To give a better idea of how I feel about documentation, let's take a look at some of the great examples above where the ball is clearly in the developer's court.

Regarding the triviality of some comments, I'll just say this: even the most trivial comments may enhance search indexing, for example. Sure, there may be no side effects, there may be no preconditions in a getter/setter, but there are other things we can explain: Why is this property important? Does it map onto a concept whose jargon differs from the code? Is it typically written out more completely in prose? It's up to the developer to decide that.

I think this is a useful doc comment, even if it's only because Swift does not have formal abstract classes (although that's not the only reason).

I also think this is a useful doc comment. Not every initializer is about "converting" something.

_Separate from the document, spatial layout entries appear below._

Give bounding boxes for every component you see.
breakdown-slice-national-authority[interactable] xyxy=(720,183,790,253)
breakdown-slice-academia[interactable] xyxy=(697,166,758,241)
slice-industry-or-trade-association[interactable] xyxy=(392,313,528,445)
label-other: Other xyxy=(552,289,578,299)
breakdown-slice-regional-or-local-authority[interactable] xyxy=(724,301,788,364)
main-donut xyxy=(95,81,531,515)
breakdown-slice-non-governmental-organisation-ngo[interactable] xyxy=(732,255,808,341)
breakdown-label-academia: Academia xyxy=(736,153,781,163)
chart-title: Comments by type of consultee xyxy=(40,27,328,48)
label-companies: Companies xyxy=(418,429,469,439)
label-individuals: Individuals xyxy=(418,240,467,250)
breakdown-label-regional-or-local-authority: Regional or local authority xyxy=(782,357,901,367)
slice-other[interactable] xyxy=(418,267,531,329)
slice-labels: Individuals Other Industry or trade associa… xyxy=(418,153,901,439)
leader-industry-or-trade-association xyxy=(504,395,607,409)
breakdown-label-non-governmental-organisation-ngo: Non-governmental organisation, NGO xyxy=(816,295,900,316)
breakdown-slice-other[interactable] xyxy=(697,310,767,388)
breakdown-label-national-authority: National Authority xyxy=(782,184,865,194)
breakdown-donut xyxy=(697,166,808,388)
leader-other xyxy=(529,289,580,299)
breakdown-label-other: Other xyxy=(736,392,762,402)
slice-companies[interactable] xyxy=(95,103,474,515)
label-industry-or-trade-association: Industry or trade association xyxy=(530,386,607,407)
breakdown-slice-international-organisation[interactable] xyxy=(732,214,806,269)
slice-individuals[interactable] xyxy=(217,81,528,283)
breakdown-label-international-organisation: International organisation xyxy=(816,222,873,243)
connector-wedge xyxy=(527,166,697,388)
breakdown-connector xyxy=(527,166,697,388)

I think we can all probably agree this one isn't great for public consumption. As an internal developer comment, it can probably be improved as well. If we can know that, then we have an opportunity to improve it. More, this is a rather short concrete type spelling. For type aliases that hide a gigantic generic signature, maybe the type alias isn't the right choice in the first place. Again, let's consider these things together, not separate.

Finally, I just want to reiterate that this is not meant to be the end-all of establishing documentation quality. I think we all understand that measuring that is subjective in nature and you can't consider it without also considering the code and, more importantly, the person who might be reading the documentation and the context(s). This is really just a tool among many, not meant to establish a primary unit of quality any more than any other software metric. It's just a quick check to see where the gaps are.

As for the practices and views about documentation and the quality bar, we've barely scratched the surface.

gribozavr · September 12, 2020, 2:24pm

Warnings usually do cause people to take action. That's why we add them -- we want to nudge developers in a certain direction. And people like to keep their source code warning-free.

In projects where multiple people contribute, it can be turned on by one developer who is trying to improve code health, but does not understand all implications and costs.

Sorry, I think I didn't explain my point well. These comments come from real-world projects. This code passed code review. So at least two people looked at each example and said "yes, this is the best way we can word this comment".

I am not saying that these comments can't be improved -- they certainly can be, and you suggested some good options. What I'm saying is that an average developer, when nudged by a tool to write a comment, will likely to write one of these trivial ones, and it will likely pass code review.